YouTube made the bold decision to move all its original shows out from behind the paywall, finding that most YouTube Premium subscribers were using the service for picture-in-picture, ad-free viewing and offline music, but not to watch TV. AT&T shut down Audience Network in order to roll its programming into the upcoming HBO Max, which was the same reason it shut down the streaming service FilmStruck.

And the most recent TCA’s brought news of two more buyers announcing that they too are getting out while the getting’s good: Cinemax will finish up with its current slate of scripted series, which includes Warrior, Strike Back and the upcoming Gangs of London, and then will stop ordering new series. Facebook Watch then canceled two of its best-reviewed shows, Limetown and Sorry for Your Loss, and will now focus on unscripted series and lifestyle talk shows.

And the cable channels that are still trying to compete have found that their sibling studios are not giving them access to the best material, choosing to save buzzy shows for their own streaming services. One cable executive recently told Digiday that, “With the emergence of all these huge mega-platforms… They’re pulling back content for their own platforms.” With cable providers more willing than ever to drop channels from their lineups that aren’t performing, it makes it even harder for these cable networks to compete with the new streaming giants.
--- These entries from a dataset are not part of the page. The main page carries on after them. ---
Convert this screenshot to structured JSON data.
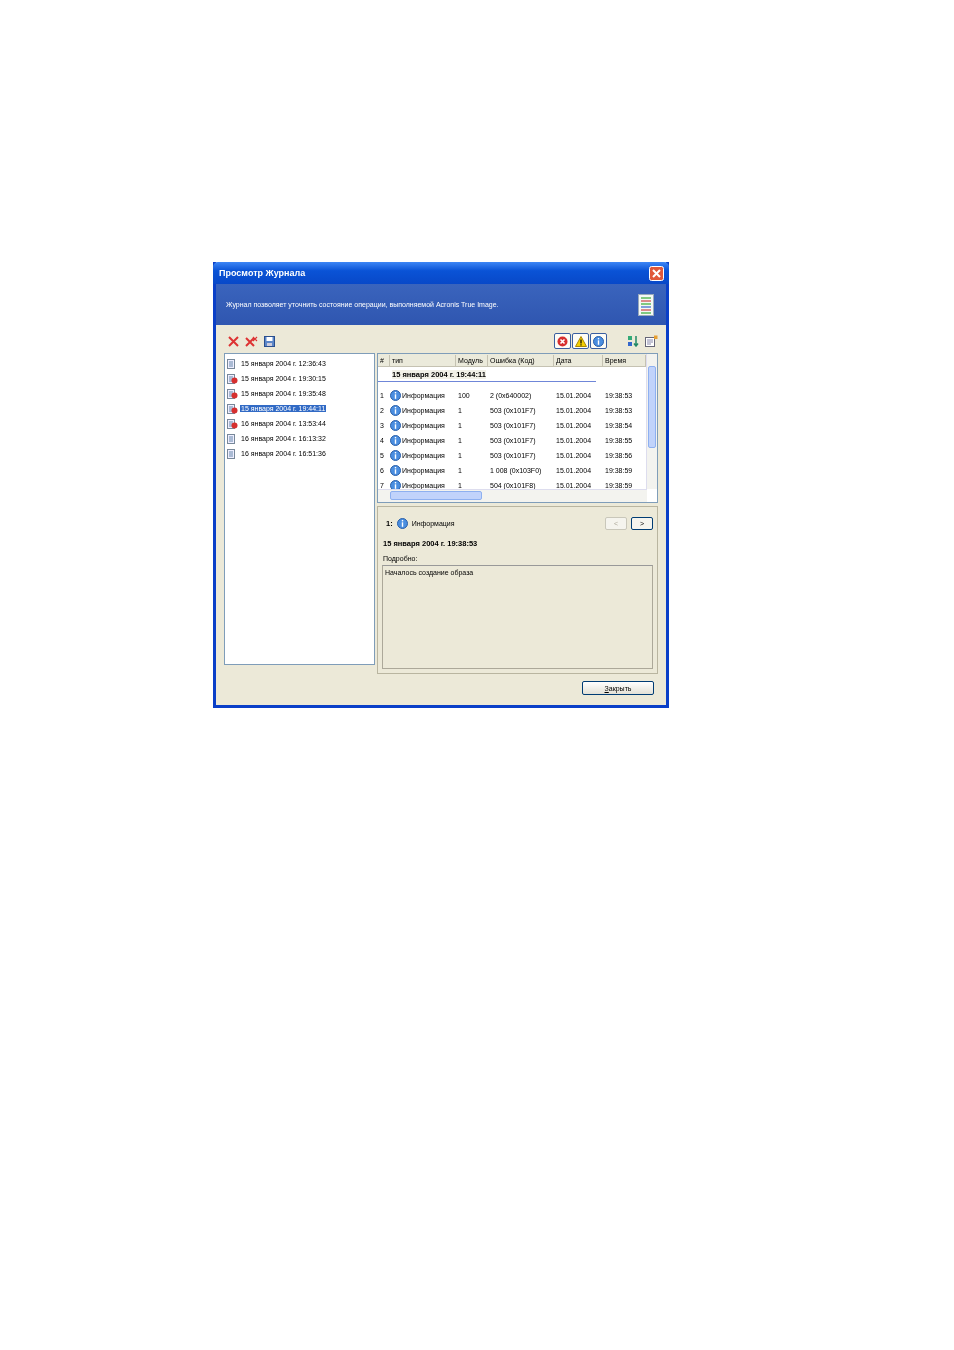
{
  "window": {
    "title": "Просмотр Журнала"
  },
  "header": {
    "description": "Журнал позволяет уточнить состояние операции, выполняемой Acronis True Image."
  },
  "filters": [
    {
      "kind": "error",
      "on": true
    },
    {
      "kind": "warning",
      "on": true
    },
    {
      "kind": "info",
      "on": true
    }
  ],
  "logs": [
    {
      "label": "15 января 2004 г. 12:36:43",
      "kind": "ok",
      "selected": false
    },
    {
      "label": "15 января 2004 г. 19:30:15",
      "kind": "error",
      "selected": false
    },
    {
      "label": "15 января 2004 г. 19:35:48",
      "kind": "error",
      "selected": false
    },
    {
      "label": "15 января 2004 г. 19:44:11",
      "kind": "error",
      "selected": true
    },
    {
      "label": "16 января 2004 г. 13:53:44",
      "kind": "error",
      "selected": false
    },
    {
      "label": "16 января 2004 г. 16:13:32",
      "kind": "ok",
      "selected": false
    },
    {
      "label": "16 января 2004 г. 16:51:36",
      "kind": "ok",
      "selected": false
    }
  ],
  "table": {
    "columns": [
      "#",
      "тип",
      "Модуль",
      "Ошибка (Код)",
      "Дата",
      "Время"
    ],
    "group": "15 января 2004 г. 19:44:11",
    "rows": [
      {
        "num": "1",
        "type": "Информация",
        "module": "100",
        "error": "2 (0x640002)",
        "date": "15.01.2004",
        "time": "19:38:53"
      },
      {
        "num": "2",
        "type": "Информация",
        "module": "1",
        "error": "503 (0x101F7)",
        "date": "15.01.2004",
        "time": "19:38:53"
      },
      {
        "num": "3",
        "type": "Информация",
        "module": "1",
        "error": "503 (0x101F7)",
        "date": "15.01.2004",
        "time": "19:38:54"
      },
      {
        "num": "4",
        "type": "Информация",
        "module": "1",
        "error": "503 (0x101F7)",
        "date": "15.01.2004",
        "time": "19:38:55"
      },
      {
        "num": "5",
        "type": "Информация",
        "module": "1",
        "error": "503 (0x101F7)",
        "date": "15.01.2004",
        "time": "19:38:56"
      },
      {
        "num": "6",
        "type": "Информация",
        "module": "1",
        "error": "1 008 (0x103F0)",
        "date": "15.01.2004",
        "time": "19:38:59"
      },
      {
        "num": "7",
        "type": "Информация",
        "module": "1",
        "error": "504 (0x101F8)",
        "date": "15.01.2004",
        "time": "19:38:59"
      }
    ]
  },
  "details": {
    "index": "1:",
    "type": "Информация",
    "prev": {
      "label": "<",
      "disabled": true
    },
    "next": {
      "label": ">",
      "disabled": false
    },
    "datetime": "15 января 2004 г. 19:38:53",
    "details_label": "Подробно:",
    "text": "Началось создание образа"
  },
  "buttons": [
    {
      "label": "Закрыть"
    }
  ]
}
So the bubble is already bursting for some, but the industry is moving so fast that the new players are buying enough to compensate for the old players who got out of the game. But what will the state of television look like in the future? Despite what doom-and-gloomers tell you, there will always be a market for high-quality scripted series; we just have no way of knowing what the distribution method will look like. Quibi may change the industry in 2020 and five years from now, we may be watching everything in VR. Sure, network television as we know it may be gone within the next decade, but people will never grow tired of strong storytelling. Stories have been written and performed from the very second a caveman wanted attention and it won’t stop anytime soon.

However, there is a limit to the amount of content a consumer can actually consume and with budgets spiraling out of control, it’s getting to the point where a massive audience is required to justify the continuation of a series. People have too many options and the audience has been splintered in so many directions that those cultural phenomenon shows that everybody in the world watches simultaneously are getting hard to find. 

At some point the number of shows will drop, but not long after that there will be a brand new way of consuming content and every media company in town will be more than eager to develop for it.

Then we start all over again. 

The wheel will keep on turning, we just can’t figure out what it’s turning toward.